В нашей памяти еще свежи гипотезы Макса Мюллера, обобщавшие не только все религиозные традиции человечества, но даже первобытный эпос в одном лишь поклонении физическим силам природы. Однако новейшие, более тщательные исследования символики седой древности привели к разумению метафизических принципов, скрытых под ее образами и мифами. Конечно, нельзя не предполагать, что некогда, еще в первобытном человечестве, религиозное сознание впервые проснулось в виде трепета перед явлениями природы, перед животворным лучом солнца и жутким шелестом девственных лесов, перед унылым рокотом моря и гневным раскатом грома, перед утесом, принимавшим во тьме вид мрачного великана. Не менее правдоподобна и другая гипотеза, относящая зарождение религиозного сознания к страху перед смертью и к первым размышлениям человека над участью ему подобных, отшедших в область вечно загадочного безмолвия. Но эти первые проблески религиозного сознания, даже не заслуживающие еще этого названия, относятся к неведомой для нас психологии доисторического человека. С того же времени, когда окрепшая человеческая мысль стала создавать стройные религиозные системы, пантеистический культ природы уже мог скрывать за внешней оболочкой мифа глубокие метафизические созерцания, и это понимание, эта, если угодно, идеализация мифа была несомненно присуща философскому мышлению уже с седой древности. Традиции таинственного посвящения уже вполне установились со времени великого духовного расцвета восточной мысли — за 5–6 веков до Р. X., т. е. с эпохи, выдвинувшей почти одновременно на Дальнем Востоке Лао-Цзы, в Индии Гаутаму Будду, в Персии Зороастра, в Элладе Пифагора. С этого времени мы уже можем проследить ход религиозного мышления, стремившегося выковать синтез всего познанного и почуянного. И единогласное указание древности на особое посвящение, раскрывающее смысл всех мифов и символов, понуждает нас считать это таинственное преемство познания фактом, не подлежащим сомнению. В ту эпоху, на которой мы остановились, т. е. в эпоху распространения римского владычества и эллинского мышления на все культурно-политическое наследие Александра Великого, это тайное познание являлось уже истинной эзотерической религией всего эллинизма, скрытой под покровом внешних официальных культов.
Все те доводы, которые доныне выдвигаются научной критикой против идеализации древних культов и искания в них сокровенного смысла, были уже известны мыслителям древнего мира, не раз ими обсуждались и оспаривались. Резкое опровержение их мы находим у знаменитого писателя Плутарха (46—125 по Р. X.[16]

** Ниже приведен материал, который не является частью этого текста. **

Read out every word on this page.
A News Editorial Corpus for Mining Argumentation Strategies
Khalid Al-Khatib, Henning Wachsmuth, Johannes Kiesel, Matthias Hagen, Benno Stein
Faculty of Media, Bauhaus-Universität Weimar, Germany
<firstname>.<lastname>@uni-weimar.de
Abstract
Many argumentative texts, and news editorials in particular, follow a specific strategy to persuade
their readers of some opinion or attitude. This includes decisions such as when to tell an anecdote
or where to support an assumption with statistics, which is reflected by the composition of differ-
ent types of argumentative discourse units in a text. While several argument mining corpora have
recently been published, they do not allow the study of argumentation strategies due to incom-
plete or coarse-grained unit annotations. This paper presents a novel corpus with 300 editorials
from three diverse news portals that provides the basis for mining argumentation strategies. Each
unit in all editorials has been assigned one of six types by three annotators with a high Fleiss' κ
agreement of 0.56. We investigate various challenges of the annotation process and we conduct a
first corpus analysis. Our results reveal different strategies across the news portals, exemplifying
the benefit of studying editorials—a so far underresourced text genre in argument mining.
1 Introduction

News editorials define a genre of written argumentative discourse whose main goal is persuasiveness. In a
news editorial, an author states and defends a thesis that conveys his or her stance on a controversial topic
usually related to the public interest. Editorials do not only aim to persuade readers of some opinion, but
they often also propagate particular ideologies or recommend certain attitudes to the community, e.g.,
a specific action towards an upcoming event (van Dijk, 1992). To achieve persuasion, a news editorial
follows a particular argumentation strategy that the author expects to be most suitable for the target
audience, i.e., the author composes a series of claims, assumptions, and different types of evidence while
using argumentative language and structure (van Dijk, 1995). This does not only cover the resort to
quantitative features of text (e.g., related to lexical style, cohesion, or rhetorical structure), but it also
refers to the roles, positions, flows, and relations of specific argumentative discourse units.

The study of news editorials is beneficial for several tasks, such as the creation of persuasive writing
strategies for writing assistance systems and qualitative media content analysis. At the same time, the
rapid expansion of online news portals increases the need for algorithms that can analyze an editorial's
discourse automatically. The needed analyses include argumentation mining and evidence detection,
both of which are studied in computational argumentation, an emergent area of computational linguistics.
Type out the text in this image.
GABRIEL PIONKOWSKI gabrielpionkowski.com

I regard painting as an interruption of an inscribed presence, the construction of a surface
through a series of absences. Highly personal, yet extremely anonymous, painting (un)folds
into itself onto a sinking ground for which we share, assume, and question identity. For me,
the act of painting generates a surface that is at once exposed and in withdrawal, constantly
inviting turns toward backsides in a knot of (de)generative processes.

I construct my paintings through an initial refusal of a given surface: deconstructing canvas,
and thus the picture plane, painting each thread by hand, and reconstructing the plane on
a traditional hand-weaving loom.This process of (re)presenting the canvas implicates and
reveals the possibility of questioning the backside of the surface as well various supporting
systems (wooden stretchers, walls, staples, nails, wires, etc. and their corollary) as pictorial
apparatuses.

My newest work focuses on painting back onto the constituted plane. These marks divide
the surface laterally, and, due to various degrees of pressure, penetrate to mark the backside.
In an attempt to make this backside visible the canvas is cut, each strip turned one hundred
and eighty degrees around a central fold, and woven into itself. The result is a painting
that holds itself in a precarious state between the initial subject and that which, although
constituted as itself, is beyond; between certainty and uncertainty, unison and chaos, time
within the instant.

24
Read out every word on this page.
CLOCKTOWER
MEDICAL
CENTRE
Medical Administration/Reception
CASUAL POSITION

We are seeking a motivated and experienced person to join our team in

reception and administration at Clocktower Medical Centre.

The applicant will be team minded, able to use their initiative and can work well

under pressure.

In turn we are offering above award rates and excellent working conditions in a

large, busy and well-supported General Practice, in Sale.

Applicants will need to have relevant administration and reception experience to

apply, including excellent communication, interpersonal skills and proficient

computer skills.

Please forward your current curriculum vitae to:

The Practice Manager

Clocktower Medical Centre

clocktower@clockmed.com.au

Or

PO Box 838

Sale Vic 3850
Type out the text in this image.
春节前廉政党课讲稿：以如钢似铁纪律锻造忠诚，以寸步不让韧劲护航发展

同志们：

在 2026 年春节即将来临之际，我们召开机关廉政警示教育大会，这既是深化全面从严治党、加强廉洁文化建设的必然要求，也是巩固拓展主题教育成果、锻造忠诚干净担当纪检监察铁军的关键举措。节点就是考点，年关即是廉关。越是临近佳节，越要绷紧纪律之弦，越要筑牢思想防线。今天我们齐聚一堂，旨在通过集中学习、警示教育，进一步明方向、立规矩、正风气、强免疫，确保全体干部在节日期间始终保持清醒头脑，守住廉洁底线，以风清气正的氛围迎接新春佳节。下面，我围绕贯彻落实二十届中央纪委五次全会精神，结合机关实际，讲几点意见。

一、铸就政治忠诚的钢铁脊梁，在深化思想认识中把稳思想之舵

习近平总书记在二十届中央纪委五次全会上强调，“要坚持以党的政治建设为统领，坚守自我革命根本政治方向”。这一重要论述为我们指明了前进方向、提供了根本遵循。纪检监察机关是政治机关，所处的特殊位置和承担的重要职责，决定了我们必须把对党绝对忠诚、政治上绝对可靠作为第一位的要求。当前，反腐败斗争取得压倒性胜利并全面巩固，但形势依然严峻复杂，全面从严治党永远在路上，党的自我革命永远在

). Плутарх высмеивал гипотезу Эвгемера, полагавшего, что культ богов и мифы о них развились из воспоминаний о героях, царях и разных исторических событиях; высмеивал он и представления «тупой толпы» о богах как олицетворениях стихий, живительных сил природы и других физических явлений. Его насмешки над рассуждениями о «солнечном мифе», которым будто бы исчерпывается смысл культа Озириса, доныне не потеряли своей силы и актуальности[17].Сам Плутарх является характерным образцом «посвященного» и мыслителя своей эпохи. По рождению грек (он был родом из беотийского города Херонея), облеченный званием жреца Аполлона, разносторонне образованный, плодовитый писатель, изучавший равно древнюю историю Эллады и Рима и мистические запросы своего времени, он погрузился в рассмотрение разных философских и религиозных систем — в частности, египетского культа Озириса и Изиды. Разбору этого культа и сличению его с другими мифами он посвятил трактат «Об Изиде и Озирисе», по счастливой случайности сохранившийся среди уцелевших творений Плутарха; этот небольшой трактат может считаться одним из драгоценнейших документов по истории религиозной мысли древнего мира. Плутарх раскрывает здесь эзотерический смысл таинств Озириса, сравнивая их с символикой эллинского культа Диониса, выясняя общность их основной мысли, равно как общность культов египетской Изиды и греческой Деметры. Он доказывает, что для посвященных в тайный смысл этих культов все разнообразные формы поклонения Божеству и подробности их обрядности суть лишь разнородные проявления единого искания Бога, общего всем религиям. И все обряды, служащие к очищению верующего от мирской скверны, имеют конечной целью приближение человеческого духа к Единому Принципу Божества, вечно чуемого сознанием.